Sur l’ensemble de l’année calendaire 2020, le solde courant a enregistré un excédent de 1,3% du PIB, ce qui n’était jamais arrivé. Cette consolidation résulte notamment de la baisse du déficit commercial de près de 2 pp. La forte contraction des importations induite par la baisse de la demande intérieure a été plus que suffisante pour compenser la diminution des exportations.

BALANCE DES PAIEMENTS

Dans le même temps, les flux d’investissements directs étrangers (IDE) ont augmenté de plus de 27% pour atteindre le niveau de 2,5% du PIB (contre 1,8% du PIB en moyenne au cours des cinq dernières années). Selon l’UNCTAD, l’Inde a été le cinquième récipiendaire d’IDE en 2020. Cet afflux s’est fait principalement sous la forme de fusions et d’acquisitions, concentrées principalement dans le secteur des technologies de l’information et de la communication, la santé, les infrastructures et l’énergie.

Les investissements de portefeuille, bien qu’en baisse par rapport à 2019, en raison notamment d’importantes sorties de capitaux au premier trimestre 2020, ont fortement accéléré aux troisième et quatrième trimestres 2020. Sur l’ensemble de 2020, ils affichaient ainsi un solde excédentaire de 0,6% du PIB.

Globalement, la balance des paiements (hors variations des réserves de change) a ainsi affiché un excédent de 3,9% du PIB en 2020 (contre 2% en 2019).

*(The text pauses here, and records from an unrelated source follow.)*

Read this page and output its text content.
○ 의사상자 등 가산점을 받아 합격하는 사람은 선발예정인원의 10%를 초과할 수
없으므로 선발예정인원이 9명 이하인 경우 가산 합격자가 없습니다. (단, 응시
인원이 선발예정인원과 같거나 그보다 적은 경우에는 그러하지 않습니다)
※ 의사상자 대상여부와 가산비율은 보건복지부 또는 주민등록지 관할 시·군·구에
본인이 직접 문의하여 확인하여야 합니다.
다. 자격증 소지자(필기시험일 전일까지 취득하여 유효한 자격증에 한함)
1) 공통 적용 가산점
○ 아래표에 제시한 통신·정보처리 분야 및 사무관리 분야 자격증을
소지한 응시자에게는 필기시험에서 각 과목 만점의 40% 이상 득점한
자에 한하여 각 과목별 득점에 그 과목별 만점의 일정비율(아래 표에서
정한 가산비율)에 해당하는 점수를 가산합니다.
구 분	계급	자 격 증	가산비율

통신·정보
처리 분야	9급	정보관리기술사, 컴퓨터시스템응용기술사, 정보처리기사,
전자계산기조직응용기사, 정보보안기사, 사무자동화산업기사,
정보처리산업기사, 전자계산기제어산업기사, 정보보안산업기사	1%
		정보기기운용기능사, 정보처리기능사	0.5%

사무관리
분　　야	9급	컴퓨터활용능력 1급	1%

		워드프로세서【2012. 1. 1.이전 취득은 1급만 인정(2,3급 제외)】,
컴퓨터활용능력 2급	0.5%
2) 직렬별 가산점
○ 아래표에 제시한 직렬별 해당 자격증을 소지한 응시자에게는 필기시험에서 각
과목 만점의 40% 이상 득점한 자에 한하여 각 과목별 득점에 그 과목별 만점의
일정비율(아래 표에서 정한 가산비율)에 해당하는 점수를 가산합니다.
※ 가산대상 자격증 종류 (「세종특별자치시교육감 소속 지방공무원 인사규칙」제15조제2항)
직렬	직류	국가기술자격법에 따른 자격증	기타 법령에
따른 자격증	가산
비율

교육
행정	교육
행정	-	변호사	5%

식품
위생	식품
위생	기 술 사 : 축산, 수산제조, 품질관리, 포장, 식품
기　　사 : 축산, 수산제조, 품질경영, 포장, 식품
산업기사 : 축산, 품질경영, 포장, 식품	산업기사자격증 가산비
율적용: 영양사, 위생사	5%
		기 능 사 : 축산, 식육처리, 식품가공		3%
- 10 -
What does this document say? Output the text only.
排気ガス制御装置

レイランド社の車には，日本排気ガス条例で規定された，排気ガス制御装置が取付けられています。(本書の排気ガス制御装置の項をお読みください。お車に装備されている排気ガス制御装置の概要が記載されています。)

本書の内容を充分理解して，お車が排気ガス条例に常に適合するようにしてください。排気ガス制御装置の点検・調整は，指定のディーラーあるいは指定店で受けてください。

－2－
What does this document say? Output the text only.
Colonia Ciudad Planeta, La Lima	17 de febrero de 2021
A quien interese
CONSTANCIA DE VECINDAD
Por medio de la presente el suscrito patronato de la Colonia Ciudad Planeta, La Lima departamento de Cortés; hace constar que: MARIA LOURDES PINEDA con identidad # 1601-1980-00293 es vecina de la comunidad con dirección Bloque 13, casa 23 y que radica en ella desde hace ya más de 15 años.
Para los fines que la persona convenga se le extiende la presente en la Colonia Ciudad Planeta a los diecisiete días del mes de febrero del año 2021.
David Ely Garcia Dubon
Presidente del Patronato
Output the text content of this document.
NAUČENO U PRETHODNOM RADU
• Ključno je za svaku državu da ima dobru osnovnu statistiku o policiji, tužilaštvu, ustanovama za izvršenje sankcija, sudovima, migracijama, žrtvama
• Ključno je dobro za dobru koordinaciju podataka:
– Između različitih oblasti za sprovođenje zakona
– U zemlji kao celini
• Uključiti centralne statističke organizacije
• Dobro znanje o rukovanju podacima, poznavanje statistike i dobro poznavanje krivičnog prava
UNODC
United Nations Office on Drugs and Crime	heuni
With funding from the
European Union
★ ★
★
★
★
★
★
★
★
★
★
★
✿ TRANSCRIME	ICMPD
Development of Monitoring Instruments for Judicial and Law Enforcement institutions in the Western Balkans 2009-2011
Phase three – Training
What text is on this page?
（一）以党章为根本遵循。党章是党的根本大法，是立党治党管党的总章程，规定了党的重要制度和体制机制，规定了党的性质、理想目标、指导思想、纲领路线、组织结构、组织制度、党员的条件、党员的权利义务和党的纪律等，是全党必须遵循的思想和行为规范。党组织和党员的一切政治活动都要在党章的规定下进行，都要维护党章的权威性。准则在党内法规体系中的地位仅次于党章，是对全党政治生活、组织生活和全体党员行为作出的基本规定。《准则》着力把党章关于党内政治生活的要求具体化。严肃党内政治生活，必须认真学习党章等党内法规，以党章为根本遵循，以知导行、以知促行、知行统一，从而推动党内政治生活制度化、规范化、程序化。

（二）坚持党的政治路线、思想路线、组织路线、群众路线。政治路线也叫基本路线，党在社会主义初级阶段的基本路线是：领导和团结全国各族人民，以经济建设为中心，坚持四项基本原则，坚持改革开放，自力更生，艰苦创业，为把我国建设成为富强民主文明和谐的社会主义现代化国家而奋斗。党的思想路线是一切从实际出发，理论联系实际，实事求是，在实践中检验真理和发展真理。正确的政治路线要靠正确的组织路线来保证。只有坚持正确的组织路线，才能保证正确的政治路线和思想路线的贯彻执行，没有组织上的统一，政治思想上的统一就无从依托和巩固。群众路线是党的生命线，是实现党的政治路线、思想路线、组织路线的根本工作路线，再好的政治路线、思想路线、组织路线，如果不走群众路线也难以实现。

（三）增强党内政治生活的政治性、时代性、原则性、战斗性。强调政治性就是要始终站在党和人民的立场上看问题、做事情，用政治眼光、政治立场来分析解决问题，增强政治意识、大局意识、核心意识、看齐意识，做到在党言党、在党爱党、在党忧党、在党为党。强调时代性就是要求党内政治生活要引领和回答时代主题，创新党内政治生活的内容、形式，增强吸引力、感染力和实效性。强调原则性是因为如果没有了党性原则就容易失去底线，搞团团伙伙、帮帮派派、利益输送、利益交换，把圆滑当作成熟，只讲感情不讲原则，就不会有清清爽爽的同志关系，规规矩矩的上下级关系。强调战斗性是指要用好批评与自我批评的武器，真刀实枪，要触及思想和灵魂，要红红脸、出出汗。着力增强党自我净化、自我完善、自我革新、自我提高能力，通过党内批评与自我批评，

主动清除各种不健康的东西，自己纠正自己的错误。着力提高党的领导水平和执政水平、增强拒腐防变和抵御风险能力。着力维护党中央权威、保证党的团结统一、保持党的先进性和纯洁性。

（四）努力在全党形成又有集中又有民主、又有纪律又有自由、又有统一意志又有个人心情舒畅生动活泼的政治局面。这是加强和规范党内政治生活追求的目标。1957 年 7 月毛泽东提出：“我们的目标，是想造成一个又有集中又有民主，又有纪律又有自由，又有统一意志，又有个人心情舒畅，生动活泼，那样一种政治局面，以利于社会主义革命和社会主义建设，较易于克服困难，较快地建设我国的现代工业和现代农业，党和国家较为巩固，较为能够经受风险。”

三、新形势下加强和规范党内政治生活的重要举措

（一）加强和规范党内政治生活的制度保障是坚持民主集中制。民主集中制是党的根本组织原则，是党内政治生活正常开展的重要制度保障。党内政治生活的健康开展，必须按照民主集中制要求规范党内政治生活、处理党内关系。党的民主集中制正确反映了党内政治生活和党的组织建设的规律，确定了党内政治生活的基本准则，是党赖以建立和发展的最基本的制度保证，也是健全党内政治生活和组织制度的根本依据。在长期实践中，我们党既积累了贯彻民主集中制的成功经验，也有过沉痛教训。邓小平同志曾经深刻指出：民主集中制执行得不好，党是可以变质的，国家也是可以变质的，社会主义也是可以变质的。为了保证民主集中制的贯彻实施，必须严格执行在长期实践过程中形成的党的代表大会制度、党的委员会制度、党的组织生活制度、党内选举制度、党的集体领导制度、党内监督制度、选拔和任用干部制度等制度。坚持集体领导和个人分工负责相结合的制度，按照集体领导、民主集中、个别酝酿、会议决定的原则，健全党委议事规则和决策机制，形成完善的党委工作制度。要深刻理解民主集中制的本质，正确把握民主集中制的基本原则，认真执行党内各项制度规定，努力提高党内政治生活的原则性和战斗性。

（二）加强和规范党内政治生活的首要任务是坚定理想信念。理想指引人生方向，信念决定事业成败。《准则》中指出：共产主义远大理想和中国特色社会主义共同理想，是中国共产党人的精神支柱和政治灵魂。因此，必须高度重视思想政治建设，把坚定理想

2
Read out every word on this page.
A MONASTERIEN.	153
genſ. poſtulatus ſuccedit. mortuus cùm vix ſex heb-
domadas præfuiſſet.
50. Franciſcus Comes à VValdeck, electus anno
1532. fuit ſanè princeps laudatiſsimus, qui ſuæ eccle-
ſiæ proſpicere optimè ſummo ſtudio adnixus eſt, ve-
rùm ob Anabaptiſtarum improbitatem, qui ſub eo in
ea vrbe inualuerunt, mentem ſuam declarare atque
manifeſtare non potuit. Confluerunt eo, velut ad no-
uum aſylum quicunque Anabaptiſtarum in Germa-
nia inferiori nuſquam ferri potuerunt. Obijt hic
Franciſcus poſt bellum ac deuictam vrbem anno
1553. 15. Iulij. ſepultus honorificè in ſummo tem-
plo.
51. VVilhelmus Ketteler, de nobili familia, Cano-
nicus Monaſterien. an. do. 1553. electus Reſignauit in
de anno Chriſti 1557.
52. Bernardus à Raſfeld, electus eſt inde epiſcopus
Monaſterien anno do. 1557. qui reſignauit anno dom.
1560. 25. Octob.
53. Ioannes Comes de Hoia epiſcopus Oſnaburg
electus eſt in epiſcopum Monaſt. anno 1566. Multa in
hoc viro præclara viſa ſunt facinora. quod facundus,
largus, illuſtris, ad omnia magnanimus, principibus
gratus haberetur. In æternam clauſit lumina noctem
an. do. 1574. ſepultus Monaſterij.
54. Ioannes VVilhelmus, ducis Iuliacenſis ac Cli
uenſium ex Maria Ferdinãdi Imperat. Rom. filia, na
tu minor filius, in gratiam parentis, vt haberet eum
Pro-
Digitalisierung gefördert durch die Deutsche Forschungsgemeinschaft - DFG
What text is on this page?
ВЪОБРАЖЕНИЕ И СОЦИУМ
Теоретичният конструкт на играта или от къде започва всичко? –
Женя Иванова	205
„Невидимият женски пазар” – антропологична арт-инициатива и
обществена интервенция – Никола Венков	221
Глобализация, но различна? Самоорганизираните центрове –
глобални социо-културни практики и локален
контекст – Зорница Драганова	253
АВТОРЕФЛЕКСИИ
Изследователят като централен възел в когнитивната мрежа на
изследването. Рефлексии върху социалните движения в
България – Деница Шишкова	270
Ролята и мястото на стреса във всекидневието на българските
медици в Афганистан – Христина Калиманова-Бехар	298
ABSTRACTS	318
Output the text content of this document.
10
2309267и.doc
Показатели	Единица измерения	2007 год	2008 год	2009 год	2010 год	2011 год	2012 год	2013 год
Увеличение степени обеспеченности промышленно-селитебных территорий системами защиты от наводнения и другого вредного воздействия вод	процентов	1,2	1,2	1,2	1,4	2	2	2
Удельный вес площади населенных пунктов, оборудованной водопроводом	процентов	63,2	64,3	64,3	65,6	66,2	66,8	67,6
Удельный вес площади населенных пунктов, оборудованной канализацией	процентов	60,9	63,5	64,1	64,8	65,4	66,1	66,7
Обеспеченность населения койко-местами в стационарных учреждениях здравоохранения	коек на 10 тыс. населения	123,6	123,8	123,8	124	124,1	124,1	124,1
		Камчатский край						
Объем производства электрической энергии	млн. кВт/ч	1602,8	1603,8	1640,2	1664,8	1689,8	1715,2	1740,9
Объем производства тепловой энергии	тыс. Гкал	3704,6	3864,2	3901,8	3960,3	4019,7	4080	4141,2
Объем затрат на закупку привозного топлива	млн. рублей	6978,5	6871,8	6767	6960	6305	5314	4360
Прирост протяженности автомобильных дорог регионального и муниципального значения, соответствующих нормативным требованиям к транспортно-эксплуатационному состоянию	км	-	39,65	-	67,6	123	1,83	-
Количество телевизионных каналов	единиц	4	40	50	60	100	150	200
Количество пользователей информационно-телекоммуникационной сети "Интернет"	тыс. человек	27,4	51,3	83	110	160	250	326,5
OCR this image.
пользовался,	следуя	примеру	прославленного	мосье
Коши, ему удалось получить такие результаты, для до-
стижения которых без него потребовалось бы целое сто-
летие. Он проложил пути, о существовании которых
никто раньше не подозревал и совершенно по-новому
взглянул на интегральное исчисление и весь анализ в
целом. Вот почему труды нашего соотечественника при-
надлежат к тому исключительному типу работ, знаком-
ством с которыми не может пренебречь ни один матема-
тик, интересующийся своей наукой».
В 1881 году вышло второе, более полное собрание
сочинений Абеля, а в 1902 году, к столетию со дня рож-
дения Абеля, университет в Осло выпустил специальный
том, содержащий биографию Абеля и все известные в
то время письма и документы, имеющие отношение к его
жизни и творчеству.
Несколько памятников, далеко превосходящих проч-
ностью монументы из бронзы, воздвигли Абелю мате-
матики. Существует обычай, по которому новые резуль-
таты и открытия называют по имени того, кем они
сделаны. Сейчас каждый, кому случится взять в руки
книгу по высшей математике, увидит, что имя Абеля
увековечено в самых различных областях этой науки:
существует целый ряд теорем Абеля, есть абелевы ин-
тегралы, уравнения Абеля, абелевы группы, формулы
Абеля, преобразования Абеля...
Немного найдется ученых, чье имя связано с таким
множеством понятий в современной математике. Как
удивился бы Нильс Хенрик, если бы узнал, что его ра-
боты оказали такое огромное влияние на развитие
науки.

Sur les cinq premiers mois de l’année calendaire, le déficit commercial a augmenté sensiblement par rapport à la même époque l’année dernière mais cela reflète davantage une normalisation de la situation qu’une réelle dégradation. Par ailleurs, les investissements directs étrangers sont restés solides (sur les quatre premiers mois). En revanche, les investissements de portefeuille ont affiché un déficit au mois d’avril, de même ampleur que celui enregistré un an plus tôt (en raison, une fois encore, de la propagation de l’épidémie et de la contraction de l’activité), provoquant des tensions à la baisse sur la roupie.

Néanmoins, la position extérieure de l’Inde reste solide. Les réserves de change, qui ont atteint un point haut de USD 564 mds mi-juin 2021, soit l’équivalent de 10,6 mois d’importations, couvraient 1,8 fois les besoins de financement à court terme du pays. La dette extérieure restait contenue sous le seuil de 22% du PIB.